In a private audience with the attendees, Pope Francis alluded to the need for the Church to have a voice in science today.
“Science is a powerful means for better understanding the natural world and human health,” he said. “While the Church applauds every effort in research and application directed to the care of our suffering brothers and sisters, she is also mindful of the basic principle that ‘not everything technically possible or doable is thereby ethically acceptable.’ Science, like all other human activities, is conscious that certain limits must be respected for the good of humanity itself and that a sense of ethical responsibility is needed.”
The Vatican is a uniquely ideal environment for that sense of responsibility to be imparted, as well for scientists to be given the room and the permission to talk about their own faith and that of patients, something unlikely to happen in any similar conference held in a secular location or university.
In one presentation, Dr. Francis Collins, director of the National Institutes of Health (NIH), bestselling author and something of a celebrity in the scientific community, talked about his own conversion from atheism at the age of 27 through the writings of C.S. Lewis. In another panel, a priest, a rabbi and a Mormon elder — all respected scientists — looked into the quantifiable and important role of faith in patient care. The title of the panel was “Culture of Life and Religious Influence on Health.”

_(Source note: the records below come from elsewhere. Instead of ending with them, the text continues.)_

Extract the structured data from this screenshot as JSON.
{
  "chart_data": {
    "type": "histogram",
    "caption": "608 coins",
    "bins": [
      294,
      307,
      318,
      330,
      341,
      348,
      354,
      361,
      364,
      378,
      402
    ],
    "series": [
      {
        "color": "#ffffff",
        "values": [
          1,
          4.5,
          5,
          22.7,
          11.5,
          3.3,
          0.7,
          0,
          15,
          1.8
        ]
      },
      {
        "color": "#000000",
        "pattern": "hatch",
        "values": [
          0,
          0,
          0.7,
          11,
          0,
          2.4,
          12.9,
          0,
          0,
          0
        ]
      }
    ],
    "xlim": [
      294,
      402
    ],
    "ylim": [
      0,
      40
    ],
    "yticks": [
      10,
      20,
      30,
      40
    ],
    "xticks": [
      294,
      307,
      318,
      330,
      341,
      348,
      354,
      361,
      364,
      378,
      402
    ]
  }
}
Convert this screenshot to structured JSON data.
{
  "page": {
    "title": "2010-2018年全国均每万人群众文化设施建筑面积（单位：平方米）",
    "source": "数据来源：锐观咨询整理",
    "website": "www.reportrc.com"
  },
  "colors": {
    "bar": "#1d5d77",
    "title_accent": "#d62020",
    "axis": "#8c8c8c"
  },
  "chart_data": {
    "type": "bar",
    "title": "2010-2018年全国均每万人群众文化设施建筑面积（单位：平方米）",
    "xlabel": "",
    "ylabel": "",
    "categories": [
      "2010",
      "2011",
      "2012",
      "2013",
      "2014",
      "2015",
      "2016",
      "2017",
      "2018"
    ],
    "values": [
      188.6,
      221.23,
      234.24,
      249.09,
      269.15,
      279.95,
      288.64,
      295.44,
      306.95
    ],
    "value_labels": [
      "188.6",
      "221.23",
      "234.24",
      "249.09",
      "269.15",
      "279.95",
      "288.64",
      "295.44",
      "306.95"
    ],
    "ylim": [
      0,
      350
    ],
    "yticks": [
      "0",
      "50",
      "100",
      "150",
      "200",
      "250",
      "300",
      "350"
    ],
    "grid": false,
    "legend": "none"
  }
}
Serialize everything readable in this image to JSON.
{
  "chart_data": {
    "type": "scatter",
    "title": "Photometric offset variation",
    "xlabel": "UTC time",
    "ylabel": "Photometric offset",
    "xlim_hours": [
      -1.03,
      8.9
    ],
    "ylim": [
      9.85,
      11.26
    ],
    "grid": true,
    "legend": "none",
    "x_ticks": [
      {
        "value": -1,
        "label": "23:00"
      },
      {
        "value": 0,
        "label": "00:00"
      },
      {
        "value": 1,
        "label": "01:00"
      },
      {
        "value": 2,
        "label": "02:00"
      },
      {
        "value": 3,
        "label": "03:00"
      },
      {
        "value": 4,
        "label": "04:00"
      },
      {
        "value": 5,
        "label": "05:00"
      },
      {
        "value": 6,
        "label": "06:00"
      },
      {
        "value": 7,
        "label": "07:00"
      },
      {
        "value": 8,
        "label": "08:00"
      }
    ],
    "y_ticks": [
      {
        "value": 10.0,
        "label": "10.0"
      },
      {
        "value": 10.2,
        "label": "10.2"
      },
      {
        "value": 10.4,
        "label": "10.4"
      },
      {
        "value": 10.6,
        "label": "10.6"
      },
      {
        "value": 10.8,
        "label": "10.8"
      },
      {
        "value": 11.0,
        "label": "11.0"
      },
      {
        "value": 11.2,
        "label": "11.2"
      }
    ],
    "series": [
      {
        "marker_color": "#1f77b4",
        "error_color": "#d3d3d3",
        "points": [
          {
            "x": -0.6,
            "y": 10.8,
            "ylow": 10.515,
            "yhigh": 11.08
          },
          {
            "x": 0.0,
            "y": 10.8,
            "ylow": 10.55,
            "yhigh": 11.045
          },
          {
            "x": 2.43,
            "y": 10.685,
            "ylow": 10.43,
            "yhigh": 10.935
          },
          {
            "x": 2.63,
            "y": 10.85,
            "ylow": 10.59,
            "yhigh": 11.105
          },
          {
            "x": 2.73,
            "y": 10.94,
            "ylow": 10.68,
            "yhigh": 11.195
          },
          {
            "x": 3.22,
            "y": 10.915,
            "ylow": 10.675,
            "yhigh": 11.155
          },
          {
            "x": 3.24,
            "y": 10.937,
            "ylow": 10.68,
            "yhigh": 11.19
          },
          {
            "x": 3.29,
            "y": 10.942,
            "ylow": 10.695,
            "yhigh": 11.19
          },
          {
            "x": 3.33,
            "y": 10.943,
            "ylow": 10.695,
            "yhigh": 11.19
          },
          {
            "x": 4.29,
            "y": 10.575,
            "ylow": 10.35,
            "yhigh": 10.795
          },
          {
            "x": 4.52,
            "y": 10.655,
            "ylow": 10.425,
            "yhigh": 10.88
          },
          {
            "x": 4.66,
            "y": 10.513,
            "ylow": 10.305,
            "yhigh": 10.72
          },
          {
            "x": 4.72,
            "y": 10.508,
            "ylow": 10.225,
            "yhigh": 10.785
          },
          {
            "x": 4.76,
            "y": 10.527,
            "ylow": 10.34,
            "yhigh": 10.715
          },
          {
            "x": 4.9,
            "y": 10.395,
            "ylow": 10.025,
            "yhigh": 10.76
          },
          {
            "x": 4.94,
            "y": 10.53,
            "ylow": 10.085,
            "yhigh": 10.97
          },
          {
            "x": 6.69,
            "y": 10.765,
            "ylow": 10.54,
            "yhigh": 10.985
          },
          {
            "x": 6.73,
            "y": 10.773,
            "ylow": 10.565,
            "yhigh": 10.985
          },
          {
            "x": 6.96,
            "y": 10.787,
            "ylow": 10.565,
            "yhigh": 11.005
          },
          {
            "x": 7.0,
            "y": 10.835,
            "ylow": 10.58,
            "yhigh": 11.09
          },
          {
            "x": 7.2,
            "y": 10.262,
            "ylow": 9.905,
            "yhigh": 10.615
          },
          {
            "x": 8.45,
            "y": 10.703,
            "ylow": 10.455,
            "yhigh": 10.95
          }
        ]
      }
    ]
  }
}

And then there is the public commitment on the part of the Church to science, research and ethical medical progress.
Dominican Father Nicanor Austriaco, a professor of biology and of theology at Providence College who took part in the provocative panel, “Longevity and the Morality of Extreme Life Extension,” told the Register, “This is the place where the Church can dialogue with science, and the scientists I have talked to over the last few days have been impressed with how the Catholic Church has been receptive and open to a conversation based on reason.”
Finally, Catholic medical practitioners and researchers also expressed satisfaction with what they received from the encounters with the international scientific community: a commitment to work together to forge ethical medical and scientific progress against disease and suffering.
Cardinal Ravasi addressed the dimensions of that goal when he welcomed the Holy Father to the conference. “The cure,” he said, “cannot be separated from the great anthropological questions that science and technology generate. So we have heard the voices of various religions and cultures, as the human being is not only a mass of biological cells but also a person who loves, believes, hopes and suffers.”
While there are always risks and understandable debate about the value of interactions with secular scientists and especially celebrities, Unite to Cure had a lot more going on than Katy Perry — who was there to promote children’s health — meeting the Pope.
Father Austriaco said it best: “This is a place,” he declared, “where scientists of faith — and there are many — are able to speak about their faith in public with great humility … because this is the only place where science is not God.”
Matthew Bunson is a Register senior editor.